I do think that, it's a large expense that was never there or never calculated before. I mean, as an example one insurance company, GNY, they offer a $5 million umbrella, but it cost $20,000. Geez. And for a building's budget, $ 20,000 on top of what a regular insurance, which has been going up at 12 to 20% per year over the last few years is even higher.
So you look to lessen the umbrellas with other companies that might not have as full the coverage. So I do believe on time we're going to start to see more companies maybe coming back into the umbrella market and giving us more choices. But over the last two, three years, it's not been there and hopefully it will be there soon.
[00:07:14] Carol Ott: Would your advice for a board to say, we just have to reduce the coverage, this is just too much money to carry?
[00:07:21] Carl Borenstein: Yes. I would definitely say that they should have an umbrella, but not to think what they used to have as a hundred million is necessary. .
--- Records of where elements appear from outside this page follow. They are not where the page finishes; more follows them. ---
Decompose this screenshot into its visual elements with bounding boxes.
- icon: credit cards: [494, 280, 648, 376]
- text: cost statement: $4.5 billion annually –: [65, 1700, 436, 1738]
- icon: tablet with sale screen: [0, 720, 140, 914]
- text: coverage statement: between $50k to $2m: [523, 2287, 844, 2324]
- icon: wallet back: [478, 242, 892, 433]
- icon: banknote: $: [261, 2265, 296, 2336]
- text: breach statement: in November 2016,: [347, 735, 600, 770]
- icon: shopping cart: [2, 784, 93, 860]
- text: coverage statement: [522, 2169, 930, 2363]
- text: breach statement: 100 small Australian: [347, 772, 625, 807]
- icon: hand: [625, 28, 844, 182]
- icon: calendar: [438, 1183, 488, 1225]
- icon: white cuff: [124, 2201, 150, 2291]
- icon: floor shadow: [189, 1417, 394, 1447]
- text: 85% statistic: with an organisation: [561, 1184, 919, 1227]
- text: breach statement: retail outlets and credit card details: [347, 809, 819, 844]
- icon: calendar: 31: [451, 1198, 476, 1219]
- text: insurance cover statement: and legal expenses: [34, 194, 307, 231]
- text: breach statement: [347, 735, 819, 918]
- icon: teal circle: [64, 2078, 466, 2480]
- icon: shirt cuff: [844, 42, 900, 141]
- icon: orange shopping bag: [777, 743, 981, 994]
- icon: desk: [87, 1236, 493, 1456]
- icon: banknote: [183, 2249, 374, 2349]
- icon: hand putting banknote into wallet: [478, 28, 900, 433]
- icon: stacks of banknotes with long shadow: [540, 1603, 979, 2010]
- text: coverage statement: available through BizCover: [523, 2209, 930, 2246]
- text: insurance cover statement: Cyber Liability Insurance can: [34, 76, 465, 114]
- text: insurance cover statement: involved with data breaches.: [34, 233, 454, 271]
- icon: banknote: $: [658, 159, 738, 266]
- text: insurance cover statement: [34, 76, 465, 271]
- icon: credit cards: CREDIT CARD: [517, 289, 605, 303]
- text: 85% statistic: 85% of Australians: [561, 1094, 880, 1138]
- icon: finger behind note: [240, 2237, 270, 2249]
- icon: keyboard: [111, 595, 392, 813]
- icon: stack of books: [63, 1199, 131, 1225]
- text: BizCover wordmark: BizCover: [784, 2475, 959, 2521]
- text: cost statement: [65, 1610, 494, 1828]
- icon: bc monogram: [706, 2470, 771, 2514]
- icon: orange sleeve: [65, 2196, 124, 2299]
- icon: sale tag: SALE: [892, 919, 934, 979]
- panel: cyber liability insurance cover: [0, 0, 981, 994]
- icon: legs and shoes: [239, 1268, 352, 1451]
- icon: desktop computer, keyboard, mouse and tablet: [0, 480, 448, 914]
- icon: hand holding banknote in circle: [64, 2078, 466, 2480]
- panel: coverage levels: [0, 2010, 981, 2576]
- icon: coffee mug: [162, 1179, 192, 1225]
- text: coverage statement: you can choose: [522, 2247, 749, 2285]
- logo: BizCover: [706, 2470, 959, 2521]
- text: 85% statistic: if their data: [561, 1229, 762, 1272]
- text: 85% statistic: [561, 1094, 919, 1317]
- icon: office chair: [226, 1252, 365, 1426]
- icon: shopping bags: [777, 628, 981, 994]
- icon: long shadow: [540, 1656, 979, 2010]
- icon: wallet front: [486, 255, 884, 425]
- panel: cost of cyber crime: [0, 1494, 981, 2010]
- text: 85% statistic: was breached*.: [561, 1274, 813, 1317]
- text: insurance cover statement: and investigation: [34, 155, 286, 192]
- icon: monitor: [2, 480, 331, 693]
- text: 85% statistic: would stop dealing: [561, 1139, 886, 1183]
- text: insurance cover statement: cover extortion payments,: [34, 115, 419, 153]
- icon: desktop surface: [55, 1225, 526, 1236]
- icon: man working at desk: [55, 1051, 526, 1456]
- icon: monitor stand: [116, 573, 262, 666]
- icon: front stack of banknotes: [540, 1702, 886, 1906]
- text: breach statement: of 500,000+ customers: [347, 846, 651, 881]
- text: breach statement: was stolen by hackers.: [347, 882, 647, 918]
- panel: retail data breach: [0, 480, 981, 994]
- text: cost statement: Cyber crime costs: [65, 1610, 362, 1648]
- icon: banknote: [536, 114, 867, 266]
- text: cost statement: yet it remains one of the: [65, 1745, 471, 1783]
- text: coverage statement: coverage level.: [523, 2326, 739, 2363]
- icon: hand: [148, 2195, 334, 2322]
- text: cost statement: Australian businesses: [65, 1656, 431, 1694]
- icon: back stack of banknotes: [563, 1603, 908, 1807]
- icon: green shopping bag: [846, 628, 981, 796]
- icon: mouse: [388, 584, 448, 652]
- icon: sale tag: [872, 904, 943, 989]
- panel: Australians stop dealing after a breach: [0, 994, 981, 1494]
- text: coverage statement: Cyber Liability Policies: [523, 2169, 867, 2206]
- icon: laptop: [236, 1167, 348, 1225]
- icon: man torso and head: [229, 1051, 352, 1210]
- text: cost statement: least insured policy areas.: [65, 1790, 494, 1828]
I mean, the idea of an umbrella is when someone trips and falls and sues, they're not gonna sue you for a hundred thousand dollars. They're gonna sue you for $4 million. I don't know. Pick a number. The reality is, is that if an award is given, it might only be 600,000. The umbrella is there to protect anything that may escalate over the original million that the buildings carrier would normally cover. So you wanna have coverage in the event that it goes over that number. I don't think you need a hundred million or 50 million but you do want something to feel a little bit more comfortable.
Feeling comfortable is also finding something that's also affordable that you can live with and that gives you coverage as well. That magic number depends on everybody's budget, but it's not an easy number. 'Cause no matter which way you look at it, it's not cheap.
[00:08:07] Carol Ott: Right. And just finally. Give me your, takeaway for boards really faced with having to institute a double digit maintenance increase.
Is there a more positive way to sell it?
[00:08:20] Carl Borenstein: I think that many boards have gone for many years without giving maintenance increases at all, and I think that that's first of all part of the problem. I believe personally, that a building should have a maintenance increase every year, whether it be 2% or 3% so that they cover the cost of living, because there's very few things that are going down in price. I don't know of anything going down. Payroll keeps going up, real estate's going up, orders going up. Insurance is going up. The only thing when you do a budget, 80% of it is mostly fixed.
Your 20% that you're playing with is, will this be a better year for repairs or a worse year for repairs? Will we need more supplies this year or less? There's very little on the guesswork on the budget. So I think that what you have to do, even if you had a balanced budget the way it is, you still do the two, 3% increases so that this way later on, as things get worse in the economy, like the energy market and insurance market, it might stem to tide to needing double digit increases 'cause you've all along been building up a little kitty so that you can keep your numbers lower.
[00:09:17] Carol Ott: Terrific. Thank you so much for your insights, Carl Bornstein.